BERN/ İsviçre’de kış turizmi, iklim değişikliğinin etkileri nedeniyle önemli zorluklarla karşı karşıya. Özellikle düşük ve orta rakımlı kayak merkezlerinde doğal kar miktarının azalması, bu bölgelerin kış sezonlarını sürdürebilmesini tehdit ediyor. Bu duruma yanıt olarak, İsviçre Turizmi, İsviçre Teleferik İşletmeleri ve İsviçre Turizm Yöneticileri Derneği, “Kar Pusulası” adlı bir proje başlattı.
Bu proje kapsamında, ETH Zürih ve WSL Kar ve Çığ Araştırma Enstitüsü (SLF) ile iş birliği yapılarak, gelecekte farklı bölgelerde ve rakımlarda beklenen doğal kar miktarlarına dair bilimsel veriler elde edilmesi hedefleniyor. Elde edilen bu veriler, kış sporları tekliflerinin iyileştirilmesi ve yeni stratejilerin geliştirilmesi için temel oluşturacak.

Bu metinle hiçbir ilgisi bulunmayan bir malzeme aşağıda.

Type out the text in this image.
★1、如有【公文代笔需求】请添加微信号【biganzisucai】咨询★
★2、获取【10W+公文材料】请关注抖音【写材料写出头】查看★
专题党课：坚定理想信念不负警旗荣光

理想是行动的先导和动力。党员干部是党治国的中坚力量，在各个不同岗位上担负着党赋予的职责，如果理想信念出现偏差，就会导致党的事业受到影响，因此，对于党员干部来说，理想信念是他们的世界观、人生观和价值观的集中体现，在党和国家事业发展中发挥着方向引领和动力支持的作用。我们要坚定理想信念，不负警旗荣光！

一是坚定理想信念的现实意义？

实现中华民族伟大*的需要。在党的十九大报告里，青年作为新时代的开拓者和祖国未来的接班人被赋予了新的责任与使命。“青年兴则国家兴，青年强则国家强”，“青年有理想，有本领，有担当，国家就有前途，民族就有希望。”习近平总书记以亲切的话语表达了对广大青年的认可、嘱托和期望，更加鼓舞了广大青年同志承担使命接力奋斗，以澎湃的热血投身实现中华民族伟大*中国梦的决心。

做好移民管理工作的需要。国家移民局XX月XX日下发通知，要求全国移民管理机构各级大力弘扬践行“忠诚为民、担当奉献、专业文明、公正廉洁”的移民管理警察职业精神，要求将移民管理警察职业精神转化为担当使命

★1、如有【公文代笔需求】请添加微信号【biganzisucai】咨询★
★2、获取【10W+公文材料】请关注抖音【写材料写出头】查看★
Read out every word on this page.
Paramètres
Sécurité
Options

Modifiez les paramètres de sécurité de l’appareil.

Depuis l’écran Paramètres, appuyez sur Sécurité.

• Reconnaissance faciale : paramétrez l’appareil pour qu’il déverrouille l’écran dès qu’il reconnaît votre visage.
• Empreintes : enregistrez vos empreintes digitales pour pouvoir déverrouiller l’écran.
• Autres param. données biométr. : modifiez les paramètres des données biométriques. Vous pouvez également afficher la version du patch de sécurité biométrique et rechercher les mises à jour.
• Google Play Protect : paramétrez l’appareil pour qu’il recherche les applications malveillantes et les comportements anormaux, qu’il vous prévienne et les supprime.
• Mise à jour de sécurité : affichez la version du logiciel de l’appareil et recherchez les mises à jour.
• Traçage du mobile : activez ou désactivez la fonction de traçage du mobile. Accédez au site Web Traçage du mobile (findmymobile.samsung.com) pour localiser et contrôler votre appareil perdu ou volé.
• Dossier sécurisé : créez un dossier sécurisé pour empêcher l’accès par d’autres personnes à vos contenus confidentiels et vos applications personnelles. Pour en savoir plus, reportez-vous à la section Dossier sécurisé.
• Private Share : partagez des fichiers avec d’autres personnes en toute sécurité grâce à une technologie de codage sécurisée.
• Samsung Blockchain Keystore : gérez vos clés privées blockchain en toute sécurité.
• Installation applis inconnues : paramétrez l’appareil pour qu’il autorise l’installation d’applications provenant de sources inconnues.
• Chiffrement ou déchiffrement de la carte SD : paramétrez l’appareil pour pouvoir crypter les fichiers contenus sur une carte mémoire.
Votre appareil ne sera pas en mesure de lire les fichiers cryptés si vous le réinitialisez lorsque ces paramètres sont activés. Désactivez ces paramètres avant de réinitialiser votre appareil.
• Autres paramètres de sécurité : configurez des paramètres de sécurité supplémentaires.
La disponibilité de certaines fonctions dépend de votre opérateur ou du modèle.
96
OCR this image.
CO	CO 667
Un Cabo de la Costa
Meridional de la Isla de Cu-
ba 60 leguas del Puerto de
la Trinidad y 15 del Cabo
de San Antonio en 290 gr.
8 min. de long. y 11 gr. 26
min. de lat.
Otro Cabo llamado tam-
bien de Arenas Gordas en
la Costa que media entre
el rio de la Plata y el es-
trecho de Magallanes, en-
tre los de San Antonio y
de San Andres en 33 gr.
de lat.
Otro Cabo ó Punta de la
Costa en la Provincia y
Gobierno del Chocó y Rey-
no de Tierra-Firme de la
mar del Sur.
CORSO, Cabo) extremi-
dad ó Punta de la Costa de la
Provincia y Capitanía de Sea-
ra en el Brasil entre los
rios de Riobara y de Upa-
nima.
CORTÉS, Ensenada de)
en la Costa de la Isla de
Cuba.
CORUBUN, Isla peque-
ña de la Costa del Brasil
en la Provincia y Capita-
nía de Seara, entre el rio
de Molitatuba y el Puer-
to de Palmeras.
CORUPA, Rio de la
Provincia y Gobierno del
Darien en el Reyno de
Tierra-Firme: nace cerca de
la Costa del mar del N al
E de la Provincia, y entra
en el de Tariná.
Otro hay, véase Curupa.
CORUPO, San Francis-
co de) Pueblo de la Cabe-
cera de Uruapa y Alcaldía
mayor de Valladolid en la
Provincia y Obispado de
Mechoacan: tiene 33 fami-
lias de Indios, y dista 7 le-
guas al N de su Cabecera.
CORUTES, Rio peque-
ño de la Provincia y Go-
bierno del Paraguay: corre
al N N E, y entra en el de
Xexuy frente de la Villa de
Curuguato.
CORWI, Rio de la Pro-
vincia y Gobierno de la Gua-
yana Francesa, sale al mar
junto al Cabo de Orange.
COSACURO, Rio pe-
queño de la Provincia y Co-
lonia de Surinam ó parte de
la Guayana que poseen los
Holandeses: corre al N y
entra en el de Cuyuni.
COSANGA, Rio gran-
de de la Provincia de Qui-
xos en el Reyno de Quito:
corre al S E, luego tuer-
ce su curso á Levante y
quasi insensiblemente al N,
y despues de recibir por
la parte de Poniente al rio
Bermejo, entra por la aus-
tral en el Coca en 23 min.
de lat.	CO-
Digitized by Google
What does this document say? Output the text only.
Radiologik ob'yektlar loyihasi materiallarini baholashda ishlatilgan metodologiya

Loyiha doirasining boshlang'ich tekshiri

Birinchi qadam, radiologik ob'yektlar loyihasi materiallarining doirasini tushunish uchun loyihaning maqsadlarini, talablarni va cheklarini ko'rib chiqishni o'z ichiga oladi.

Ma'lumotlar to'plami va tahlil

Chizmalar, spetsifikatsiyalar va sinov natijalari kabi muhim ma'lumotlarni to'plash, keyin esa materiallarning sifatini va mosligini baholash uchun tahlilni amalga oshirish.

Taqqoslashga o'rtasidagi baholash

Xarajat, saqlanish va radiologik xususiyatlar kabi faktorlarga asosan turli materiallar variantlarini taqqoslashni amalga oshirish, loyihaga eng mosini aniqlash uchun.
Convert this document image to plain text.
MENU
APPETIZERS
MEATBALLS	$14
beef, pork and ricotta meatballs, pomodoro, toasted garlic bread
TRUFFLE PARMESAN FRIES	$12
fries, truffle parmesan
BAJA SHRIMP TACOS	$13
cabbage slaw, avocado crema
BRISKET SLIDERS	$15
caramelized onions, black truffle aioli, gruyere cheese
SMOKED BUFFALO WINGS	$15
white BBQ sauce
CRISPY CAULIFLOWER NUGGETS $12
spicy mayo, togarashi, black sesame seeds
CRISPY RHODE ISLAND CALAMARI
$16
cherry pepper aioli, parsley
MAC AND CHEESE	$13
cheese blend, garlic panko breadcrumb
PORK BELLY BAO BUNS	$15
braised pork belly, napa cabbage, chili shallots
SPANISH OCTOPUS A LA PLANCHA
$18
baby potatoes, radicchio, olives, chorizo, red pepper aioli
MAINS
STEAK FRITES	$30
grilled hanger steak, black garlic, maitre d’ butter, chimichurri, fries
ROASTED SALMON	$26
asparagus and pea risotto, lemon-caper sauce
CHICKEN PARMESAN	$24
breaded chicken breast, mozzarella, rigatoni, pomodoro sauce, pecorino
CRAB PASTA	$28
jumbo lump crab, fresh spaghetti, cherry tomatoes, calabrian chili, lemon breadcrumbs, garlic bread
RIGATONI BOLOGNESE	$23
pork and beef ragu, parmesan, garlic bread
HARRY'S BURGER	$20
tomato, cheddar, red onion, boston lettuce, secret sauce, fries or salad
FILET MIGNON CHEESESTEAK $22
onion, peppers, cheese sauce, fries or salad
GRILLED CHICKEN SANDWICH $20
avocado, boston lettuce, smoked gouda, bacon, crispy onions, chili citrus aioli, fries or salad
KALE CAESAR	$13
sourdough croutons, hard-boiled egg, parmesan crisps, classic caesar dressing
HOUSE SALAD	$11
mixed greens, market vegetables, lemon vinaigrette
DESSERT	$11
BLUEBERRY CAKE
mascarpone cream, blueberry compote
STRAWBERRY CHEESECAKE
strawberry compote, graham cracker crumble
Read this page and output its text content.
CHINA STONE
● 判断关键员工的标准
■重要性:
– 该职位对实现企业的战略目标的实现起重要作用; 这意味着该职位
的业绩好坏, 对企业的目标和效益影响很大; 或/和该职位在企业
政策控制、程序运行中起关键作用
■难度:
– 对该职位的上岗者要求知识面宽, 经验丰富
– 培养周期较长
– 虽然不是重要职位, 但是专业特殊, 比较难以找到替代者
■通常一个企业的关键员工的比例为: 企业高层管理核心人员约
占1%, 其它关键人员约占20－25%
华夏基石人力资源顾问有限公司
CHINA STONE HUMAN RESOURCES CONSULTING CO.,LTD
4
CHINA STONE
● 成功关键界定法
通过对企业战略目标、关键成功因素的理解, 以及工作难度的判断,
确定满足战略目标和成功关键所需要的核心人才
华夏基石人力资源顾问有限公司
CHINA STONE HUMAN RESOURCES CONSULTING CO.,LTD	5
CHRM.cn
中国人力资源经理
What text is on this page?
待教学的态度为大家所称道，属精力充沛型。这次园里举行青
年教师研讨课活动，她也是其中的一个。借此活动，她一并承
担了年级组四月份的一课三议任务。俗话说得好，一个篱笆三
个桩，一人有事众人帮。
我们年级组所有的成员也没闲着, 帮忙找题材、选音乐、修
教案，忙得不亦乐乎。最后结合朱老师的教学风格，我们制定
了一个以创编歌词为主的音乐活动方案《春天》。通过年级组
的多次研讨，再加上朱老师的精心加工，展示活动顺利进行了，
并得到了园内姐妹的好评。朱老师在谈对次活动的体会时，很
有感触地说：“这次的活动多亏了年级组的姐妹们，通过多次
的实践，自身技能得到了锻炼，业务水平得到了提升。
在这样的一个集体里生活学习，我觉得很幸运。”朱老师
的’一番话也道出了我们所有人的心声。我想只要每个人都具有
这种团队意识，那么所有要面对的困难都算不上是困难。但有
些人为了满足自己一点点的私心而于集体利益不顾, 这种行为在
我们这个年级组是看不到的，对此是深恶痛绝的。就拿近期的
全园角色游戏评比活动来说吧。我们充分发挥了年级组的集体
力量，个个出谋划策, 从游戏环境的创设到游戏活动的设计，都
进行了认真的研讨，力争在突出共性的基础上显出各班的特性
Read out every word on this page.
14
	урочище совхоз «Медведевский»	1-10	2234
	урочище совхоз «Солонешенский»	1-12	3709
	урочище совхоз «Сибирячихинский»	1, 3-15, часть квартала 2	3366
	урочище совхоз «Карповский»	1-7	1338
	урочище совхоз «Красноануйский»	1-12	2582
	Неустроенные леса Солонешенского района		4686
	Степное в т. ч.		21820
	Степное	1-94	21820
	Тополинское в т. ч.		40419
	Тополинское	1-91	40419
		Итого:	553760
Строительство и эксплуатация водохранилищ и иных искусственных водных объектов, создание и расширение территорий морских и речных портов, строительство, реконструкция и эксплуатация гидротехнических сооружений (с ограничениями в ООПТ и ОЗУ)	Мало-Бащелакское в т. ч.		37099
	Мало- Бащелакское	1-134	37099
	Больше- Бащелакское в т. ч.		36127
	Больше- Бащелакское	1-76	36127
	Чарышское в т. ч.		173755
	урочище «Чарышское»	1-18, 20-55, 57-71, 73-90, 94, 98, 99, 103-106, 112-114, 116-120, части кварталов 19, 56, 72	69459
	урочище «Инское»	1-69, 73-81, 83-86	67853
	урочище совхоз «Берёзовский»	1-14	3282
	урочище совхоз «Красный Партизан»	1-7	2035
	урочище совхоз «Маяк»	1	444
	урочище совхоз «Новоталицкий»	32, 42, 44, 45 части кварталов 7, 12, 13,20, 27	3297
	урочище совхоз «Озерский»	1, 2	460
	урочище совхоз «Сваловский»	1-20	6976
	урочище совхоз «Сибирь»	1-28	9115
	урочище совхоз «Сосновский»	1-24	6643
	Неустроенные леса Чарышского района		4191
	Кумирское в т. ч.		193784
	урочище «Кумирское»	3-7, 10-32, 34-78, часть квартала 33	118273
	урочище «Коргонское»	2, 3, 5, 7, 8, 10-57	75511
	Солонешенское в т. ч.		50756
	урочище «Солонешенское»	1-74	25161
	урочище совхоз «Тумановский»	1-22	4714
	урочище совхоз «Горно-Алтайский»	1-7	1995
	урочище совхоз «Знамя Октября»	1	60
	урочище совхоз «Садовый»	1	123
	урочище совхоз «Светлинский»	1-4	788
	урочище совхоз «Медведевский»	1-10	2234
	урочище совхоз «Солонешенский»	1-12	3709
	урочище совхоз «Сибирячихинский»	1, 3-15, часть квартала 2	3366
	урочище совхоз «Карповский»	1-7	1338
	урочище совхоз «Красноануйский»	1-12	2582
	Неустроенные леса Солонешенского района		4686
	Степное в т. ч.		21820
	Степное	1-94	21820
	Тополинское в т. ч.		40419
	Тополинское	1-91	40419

İklim değişikliği nedeniyle, 1864’ten bu yana kış aylarında sıcaklıkların 2,4 derece arttığı ve bu artışın devam etmesi durumunda, 2050 yılına kadar sıfır derece sınırının ortalama 1000 metreden daha yüksek rakımlara çıkabileceği öngörülüyor. Bu durum, ortalama 1666 metre rakımda bulunan birçok İsviçre kayak merkezini doğrudan etkileyebilir.
Bu zorluklara karşı koymak için üç ana uyum stratejisi öneriliyor:
1. Kar Güvencesinin Sağlanması: Düşük rakımlı bölgelerde kar güvencesini artırmak amacıyla yapay kar üretim sistemlerinin genişletilmesi ve kayak pistlerinin daha yüksek rakımlara taşınması planlanıyor.
2. Karsız Kış Aktivitelerinin Geliştirilmesi: Kış yürüyüş parkurları, kayak turları, gastronomi, wellness ve dağ etkinlikleri gibi kar gerektirmeyen aktivitelerin çeşitlendirilmesi hedefleniyor.
3. Yaz ve Sonbahar Tekliflerinin Artırılması: Yaz ve sonbahar aylarında sunulan aktivitelerin genişletilerek, kış sezonuna olan bağımlılığın azaltılması ve yıl boyunca turist çekilmesi amaçlanıyor.
İsviçre Teleferik İşletmeleri Direktörü Berno Stoffel, bu stratejilerin esneklik ve çevresel faktörlere karşı dayanıklılık gerektirdiğini belirterek, “Kimse kıştan vazgeçtiğimizi söylemedi” dedi.
Bu girişimler, İsviçre’nin kış turizmini iklim değişikliğinin getirdiği zorluklara karşı korumayı ve sürdürülebilir bir şekilde geliştirmeyi amaçlıyor.